This sounds awfully bold; but it wasn't really. The day was warm, the sun was bright, the wind was encouraging but not too exciting, and the weather radio bore nothing but good auguries.
The weather radio proved to be right. About noon I was able to peg the tiller and adjust the sheets -- half an inch makes a difference -- and once I got it right, the Scapegrace sailed herself, on a course ever so slightly east of the ideal but certainly close enough. I took a long-overdue shower on the foredeck with lukewarm water from my solar shower, a funky little plastic bag that heats up a gallon or so of water when the sun is shining, and then I went below to potter and, well, to be honest, I took a nap.
Sailboats, in their own quiet way, are rather noisy, and you don't always know where the noise is coming from. Pocketaqueek -- pocketaqueek -- the 'pocket' you know is the rigging, and the 'a' is the rudder post thumping in its poorly-bushed tube; but what the hell is queek?
You never find out, but even queek you get used to. What you are not expecting is an immense unprecedented noise like God clearing his throat: a-HEMMMM!
Just such a noise jarred me like an electric shock out of my nap and sent me scrambling, faster than I would have thought I could move, up into the cockpit. What in the name of all that's holy...?!
Nothing. Nothing unusual on the boat, nothing on the horizon, nothing nearby -- no boats, no change in the weather. Nothing. Sun still shining, wind where it was, Scapegrace sailing herself as sweet as you could wish.
I was starting to think I had dreamed it. But then, just off the starboard rail, the water surged and boiled, like I remember water doing below hydroelectric dams in Kentucky, where I grew up, and a vast dark something broke the surface.
"Vast dark something" is a little melodramatic. Oh, it's accurate enough. But the odd fact is, I never had a microsecond's doubt what it was. I didn't think it was an uncharted sandbar or a log or a submarine. I knew instantly, the way I would have known my best friend's face, that it was a whale -- five, six feet away; I could have touched him with the boat pole, if I had had the boat pole, and if I were ill-bred enough to do such a thing.
Funny how an animal knows an animal instantly. We must be wired for it, on some subcortical level. Not only did I know immediately that this was another animal -- somehow I also knew he meant me no harm.
I suppose, in retrospect, that he must have been surprised to see a sailboat scudding along with nobody on deck, and he came over to check it out.

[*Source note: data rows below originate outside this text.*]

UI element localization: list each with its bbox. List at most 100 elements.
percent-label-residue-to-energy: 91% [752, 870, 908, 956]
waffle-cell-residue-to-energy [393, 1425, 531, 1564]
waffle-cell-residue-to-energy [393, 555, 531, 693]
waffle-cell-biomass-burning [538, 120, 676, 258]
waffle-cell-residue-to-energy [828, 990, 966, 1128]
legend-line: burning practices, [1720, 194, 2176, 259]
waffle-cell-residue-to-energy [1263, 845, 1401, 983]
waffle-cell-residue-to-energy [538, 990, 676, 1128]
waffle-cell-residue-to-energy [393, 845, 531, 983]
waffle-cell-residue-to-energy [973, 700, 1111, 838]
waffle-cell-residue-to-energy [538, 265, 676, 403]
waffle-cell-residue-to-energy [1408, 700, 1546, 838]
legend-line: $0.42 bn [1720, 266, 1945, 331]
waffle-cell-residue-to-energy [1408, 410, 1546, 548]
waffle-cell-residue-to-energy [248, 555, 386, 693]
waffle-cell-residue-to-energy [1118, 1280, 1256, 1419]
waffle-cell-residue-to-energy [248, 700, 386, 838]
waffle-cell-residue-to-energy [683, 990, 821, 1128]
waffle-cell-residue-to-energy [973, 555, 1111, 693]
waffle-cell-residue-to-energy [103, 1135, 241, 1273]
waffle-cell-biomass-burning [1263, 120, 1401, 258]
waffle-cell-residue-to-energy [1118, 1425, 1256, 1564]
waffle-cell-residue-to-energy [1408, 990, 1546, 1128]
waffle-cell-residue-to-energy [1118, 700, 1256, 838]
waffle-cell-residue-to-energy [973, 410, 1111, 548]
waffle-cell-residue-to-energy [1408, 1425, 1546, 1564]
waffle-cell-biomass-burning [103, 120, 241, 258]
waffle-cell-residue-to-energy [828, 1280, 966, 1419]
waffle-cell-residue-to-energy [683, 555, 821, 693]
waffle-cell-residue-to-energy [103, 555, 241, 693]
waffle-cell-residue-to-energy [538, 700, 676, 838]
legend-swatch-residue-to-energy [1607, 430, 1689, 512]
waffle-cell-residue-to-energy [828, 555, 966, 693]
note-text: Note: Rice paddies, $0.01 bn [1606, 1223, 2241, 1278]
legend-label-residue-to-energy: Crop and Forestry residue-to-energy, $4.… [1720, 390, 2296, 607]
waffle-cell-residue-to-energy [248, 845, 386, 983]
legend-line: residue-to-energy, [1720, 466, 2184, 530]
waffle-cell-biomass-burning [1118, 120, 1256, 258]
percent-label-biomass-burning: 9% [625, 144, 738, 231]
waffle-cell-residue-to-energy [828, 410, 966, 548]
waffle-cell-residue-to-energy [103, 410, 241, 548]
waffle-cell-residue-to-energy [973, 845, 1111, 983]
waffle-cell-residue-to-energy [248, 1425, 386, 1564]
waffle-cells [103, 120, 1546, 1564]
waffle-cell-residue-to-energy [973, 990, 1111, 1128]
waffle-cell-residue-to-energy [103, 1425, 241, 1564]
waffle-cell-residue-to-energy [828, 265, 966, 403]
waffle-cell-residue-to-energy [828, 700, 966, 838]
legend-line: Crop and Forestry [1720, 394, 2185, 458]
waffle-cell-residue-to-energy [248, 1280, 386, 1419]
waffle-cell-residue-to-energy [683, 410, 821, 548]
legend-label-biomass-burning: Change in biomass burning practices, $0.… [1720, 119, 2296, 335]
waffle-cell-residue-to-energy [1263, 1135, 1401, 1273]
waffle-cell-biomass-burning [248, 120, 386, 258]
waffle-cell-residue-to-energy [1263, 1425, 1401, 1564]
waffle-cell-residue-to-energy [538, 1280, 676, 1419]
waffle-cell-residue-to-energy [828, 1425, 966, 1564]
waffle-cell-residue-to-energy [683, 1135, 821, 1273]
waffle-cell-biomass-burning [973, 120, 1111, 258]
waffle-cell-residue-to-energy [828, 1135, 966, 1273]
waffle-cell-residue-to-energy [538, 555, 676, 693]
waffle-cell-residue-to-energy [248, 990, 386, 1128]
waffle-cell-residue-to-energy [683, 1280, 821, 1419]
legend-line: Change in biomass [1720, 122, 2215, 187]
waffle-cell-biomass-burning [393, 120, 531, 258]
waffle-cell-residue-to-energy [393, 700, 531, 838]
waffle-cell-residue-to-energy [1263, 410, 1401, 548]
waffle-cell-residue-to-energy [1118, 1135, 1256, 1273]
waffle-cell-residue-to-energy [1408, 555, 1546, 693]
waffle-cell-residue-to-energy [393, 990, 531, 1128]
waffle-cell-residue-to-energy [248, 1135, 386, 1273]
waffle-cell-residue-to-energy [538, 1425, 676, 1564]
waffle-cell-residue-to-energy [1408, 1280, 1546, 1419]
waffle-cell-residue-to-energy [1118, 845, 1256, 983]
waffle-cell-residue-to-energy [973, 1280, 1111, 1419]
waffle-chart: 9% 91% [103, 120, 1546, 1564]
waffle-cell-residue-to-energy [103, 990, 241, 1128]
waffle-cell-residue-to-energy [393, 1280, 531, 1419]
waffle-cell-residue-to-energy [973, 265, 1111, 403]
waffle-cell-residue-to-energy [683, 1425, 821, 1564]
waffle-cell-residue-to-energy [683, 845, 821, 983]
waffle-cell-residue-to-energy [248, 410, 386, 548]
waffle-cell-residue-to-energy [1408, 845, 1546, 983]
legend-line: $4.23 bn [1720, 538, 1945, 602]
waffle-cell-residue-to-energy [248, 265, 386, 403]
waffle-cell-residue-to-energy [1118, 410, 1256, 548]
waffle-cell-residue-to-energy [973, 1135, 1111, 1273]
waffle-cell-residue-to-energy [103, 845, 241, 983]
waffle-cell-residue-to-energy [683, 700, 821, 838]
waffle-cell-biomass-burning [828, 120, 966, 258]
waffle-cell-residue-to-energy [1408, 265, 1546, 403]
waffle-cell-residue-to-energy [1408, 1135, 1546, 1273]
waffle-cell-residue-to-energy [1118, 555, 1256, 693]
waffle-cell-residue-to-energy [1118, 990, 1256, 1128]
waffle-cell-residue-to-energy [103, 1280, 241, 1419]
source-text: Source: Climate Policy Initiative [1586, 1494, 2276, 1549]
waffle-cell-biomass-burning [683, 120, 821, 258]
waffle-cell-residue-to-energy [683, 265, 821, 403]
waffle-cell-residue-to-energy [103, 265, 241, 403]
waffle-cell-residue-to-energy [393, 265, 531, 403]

He -- or she; who knows? -- was a beautiful animal, the deep deep brown that might as well be black, smooth, glossy in the bright sun, with an absurdly tiny sickle-shaped dorsal fin.
I could only see his or her back; his head and tail were submerged -- but what I could see, above water, was quite a bit longer than my little boat.
He or she swam idly along next to me for a few seconds, then exhaled again -- whoosh!
That was the sound I had heard, the sound that bounced me out of my bunk and sent me on deck with pulses pounding.
This second exhalation seemed to have a slightly humorous character -- a hint of a Leviathan laugh. Not an unkind laugh, but a laugh expressing the unfathomable mirth of a mighty creature at a joke you and I could never share.
And then he dove -- or I guess "sounded" is the right word -- and I saw him no more. But I will see him in my dreams until the day I die.